Immobilier: l’effet « last call »

Par Pierre Duhamel

On annonçait, hier, 55 400 nouvelles mises en chantier au Québec, en janvier, et l'Association canadienne de l'immeuble prévoit, cette année, une hausse de 6,7 % du prix des maisons dans la province. Doit-on craindre pour autant une bulle immobilière?

Je n'y crois pas.
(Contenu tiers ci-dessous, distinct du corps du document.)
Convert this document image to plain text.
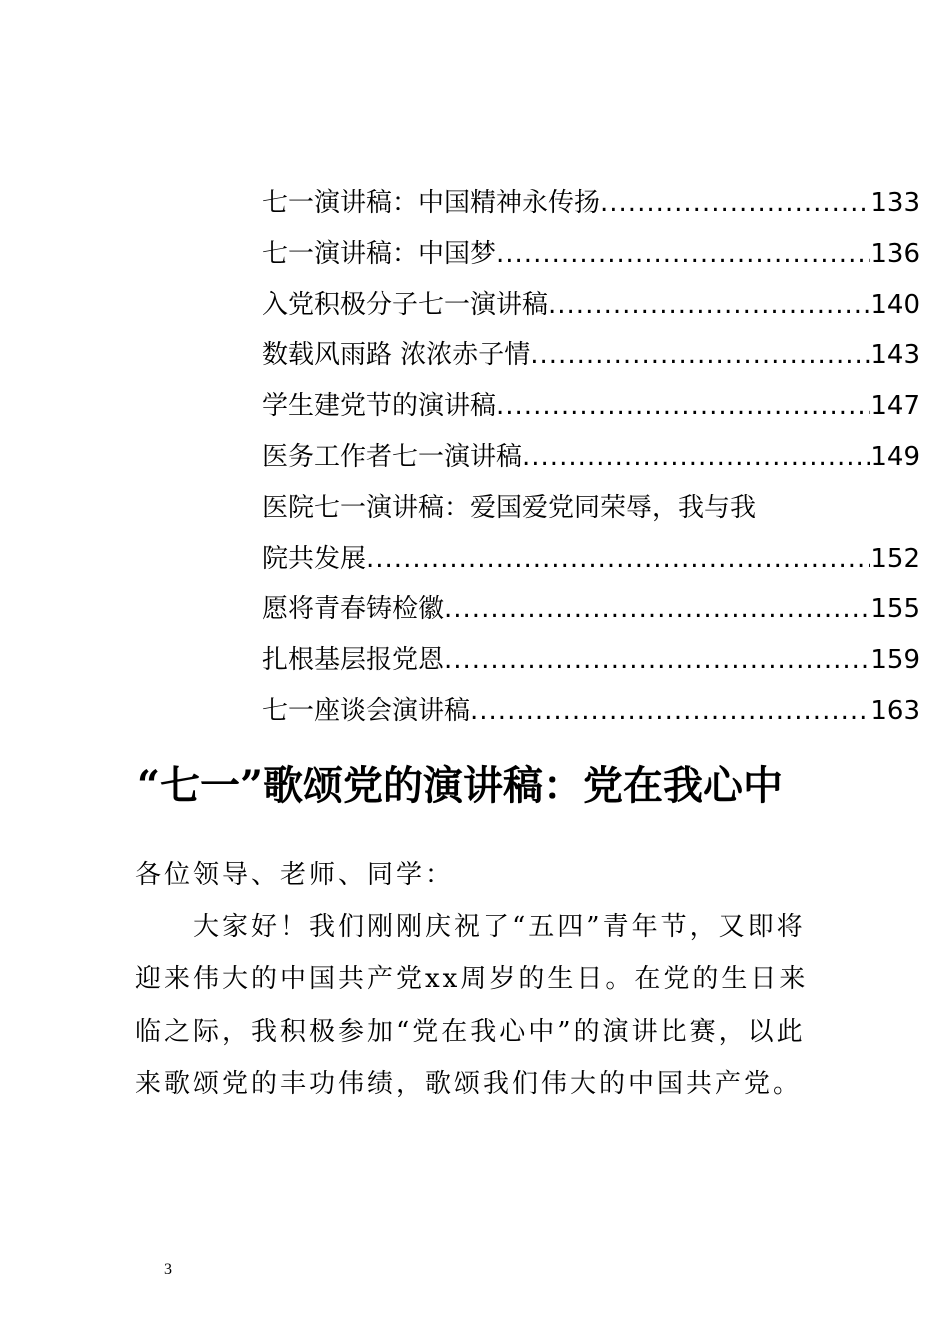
七一演讲稿：中国精神永传扬 .....	133
七一演讲稿：中国梦 .....	136
入党积极分子七一演讲稿 .....	140
数载风雨路 浓浓赤子情 .....	143
学生建党节的演讲稿 .....	147
医务工作者七一演讲稿 .....	149
医院七一演讲稿：爱国爱党同荣辱，我与我
院共发展 .....	152
愿将青春铸检徽 .....	155
扎根基层报党恩 .....	159
七一座谈会演讲稿 .....	163
“七一”歌颂党的演讲稿：党在我心中

各位领导、老师、同学：

大家好！我们刚刚庆祝了“五四”青年节，又即将迎来伟大的中国共产党xx周岁的生日。在党的生日来临之际，我积极参加“党在我心中”的演讲比赛，以此来歌颂党的丰功伟绩，歌颂我们伟大的中国共产党。

3
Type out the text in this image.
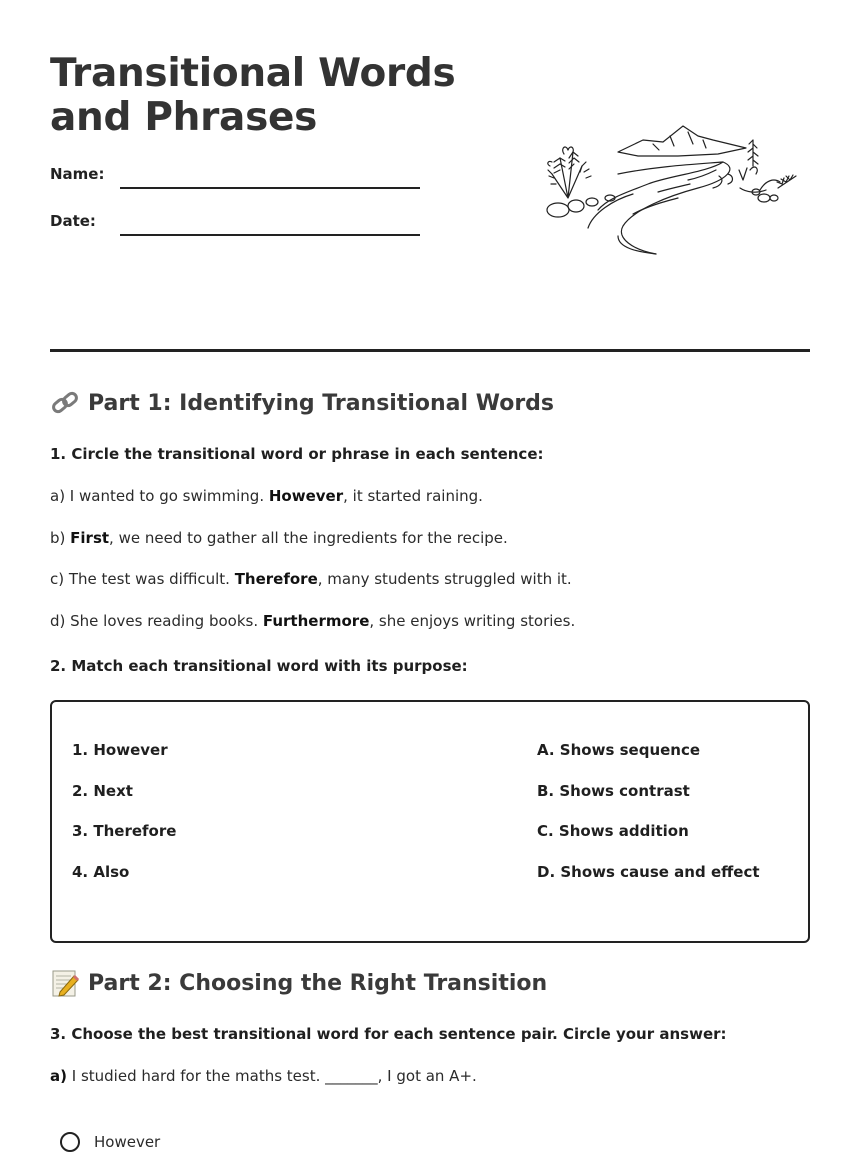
Transitional Words and Phrases
Name:
Date:
Part 1: Identifying Transitional Words
1. Circle the transitional word or phrase in each sentence:
a) I wanted to go swimming. However, it started raining.
b) First, we need to gather all the ingredients for the recipe.
c) The test was difficult. Therefore, many students struggled with it.
d) She loves reading books. Furthermore, she enjoys writing stories.
2. Match each transitional word with its purpose:
1. However
2. Next
3. Therefore
4. Also
A. Shows sequence
B. Shows contrast
C. Shows addition
D. Shows cause and effect
Part 2: Choosing the Right Transition
3. Choose the best transitional word for each sentence pair. Circle your answer:
a) I studied hard for the maths test. _______, I got an A+.
However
Parlons plutôt d'un effet "last call".

C’est en effet le last call pour les acheteurs et les vendeurs. Nous nous retrouvons dans une situation étonnante où il vaut mieux acheter et vendre maintenant. Les acheteurs veulent profiter des taux d’intérêt historiquement bas. La croissance économique plus robuste que prévu au quatrième trimestre et les mises en garde du gouverneur de la Banque du Canada rendent presque inévitable une hausse des taux d’intérêt dès juillet.

Quant aux vendeurs, ils veulent profiter de l’appréciation de leur propriété. Ils se doutent bien que le rythme de croissance des prix ne pourra pas se maintenir longtemps et que la hausse des taux d’intérêt refroidira l’audace de plusieurs acheteurs potentiels. De plus, le dynamisme de l’industrie de la construction – une hausse de 7,3 % des mises en chantier d’habitations au Québec en janvier – rééquilibrera le marché.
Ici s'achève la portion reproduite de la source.